A Safe Hierarchical Planning Framework for Complex Driving Scenarios based on Reinforcement Learning
This work addresses the problem of real-time, safe decision-making for autonomous vehicles, though it appears incremental as it builds on existing hierarchical and reinforcement learning approaches.
The paper tackles the challenge of generating safe and efficient trajectories for autonomous vehicles in complex, interactive traffic scenarios by proposing a hierarchical planning framework (H-CtRL) that combines low-level safe controllers with a high-level reinforcement learning coordinator, achieving satisfying performance in safety and efficiency in realistic simulations.

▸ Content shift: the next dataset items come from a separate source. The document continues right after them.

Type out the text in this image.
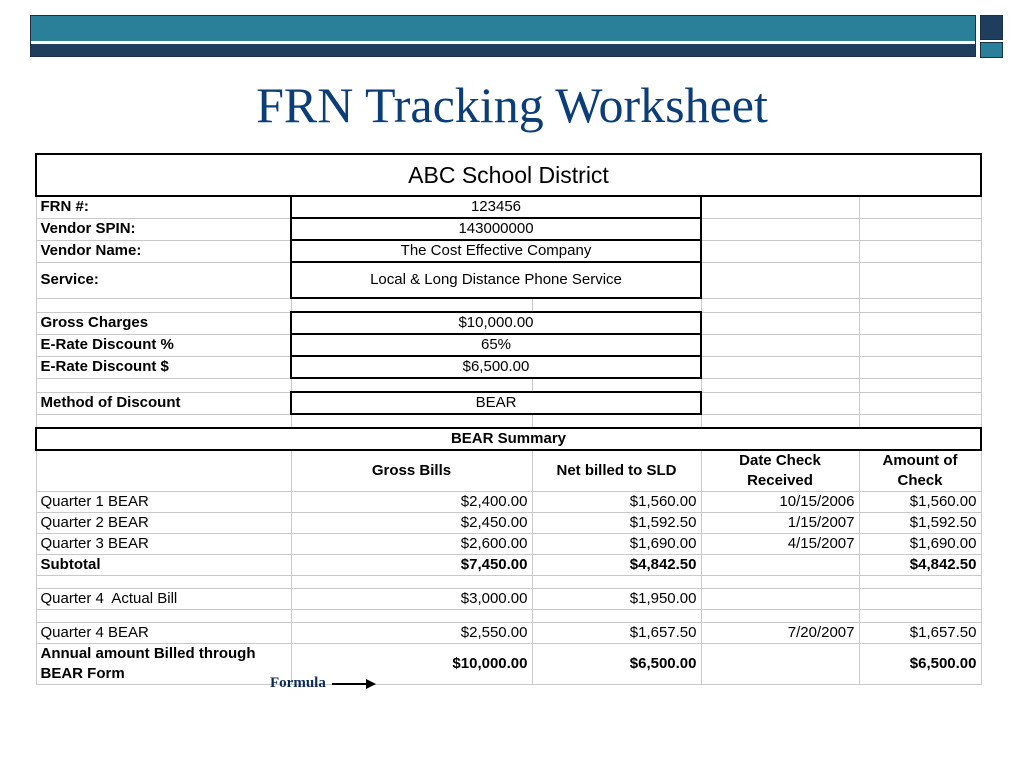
FRN Tracking Worksheet
ABC School District				
FRN #:	123456			
Vendor SPIN:	143000000			
Vendor Name:	The Cost Effective Company			
Service:	Local & Long Distance Phone Service			

Gross Charges	$10,000.00			
E-Rate Discount %	65%			
E-Rate Discount $	$6,500.00			

Method of Discount	BEAR			

BEAR Summary				
	Gross Bills	Net billed to SLD	Date Check Received	Amount of Check
Quarter 1 BEAR	$2,400.00	$1,560.00	10/15/2006	$1,560.00
Quarter 2 BEAR	$2,450.00	$1,592.50	1/15/2007	$1,592.50
Quarter 3 BEAR	$2,600.00	$1,690.00	4/15/2007	$1,690.00
Subtotal	$7,450.00	$4,842.50		$4,842.50

Quarter 4  Actual Bill	$3,000.00	$1,950.00		

Quarter 4 BEAR	$2,550.00	$1,657.50	7/20/2007	$1,657.50
Annual amount Billed through BEAR Form	$10,000.00	$6,500.00		$6,500.00
Formula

Autonomous vehicles need to handle various traffic conditions and make safe and efficient decisions and maneuvers. However, on the one hand, a single optimization/sampling-based motion planner cannot efficiently generate safe trajectories in real time, particularly when there are many interactive vehicles near by. On the other hand, end-to-end learning methods cannot assure the safety of the outcomes. To address this challenge, we propose a hierarchical behavior planning framework with a set of low-level safe controllers and a high-level reinforcement learning algorithm (H-CtRL) as a coordinator for the low-level controllers. Safety is guaranteed by the low-level optimization/sampling-based controllers, while the high-level reinforcement learning algorithm makes H-CtRL an adaptive and efficient behavior planner. To train and test our proposed algorithm, we built a simulator that can reproduce traffic scenes using real-world datasets. The proposed H-CtRL is proved to be effective in various realistic simulation scenarios, with satisfying performance in terms of both safety and efficiency.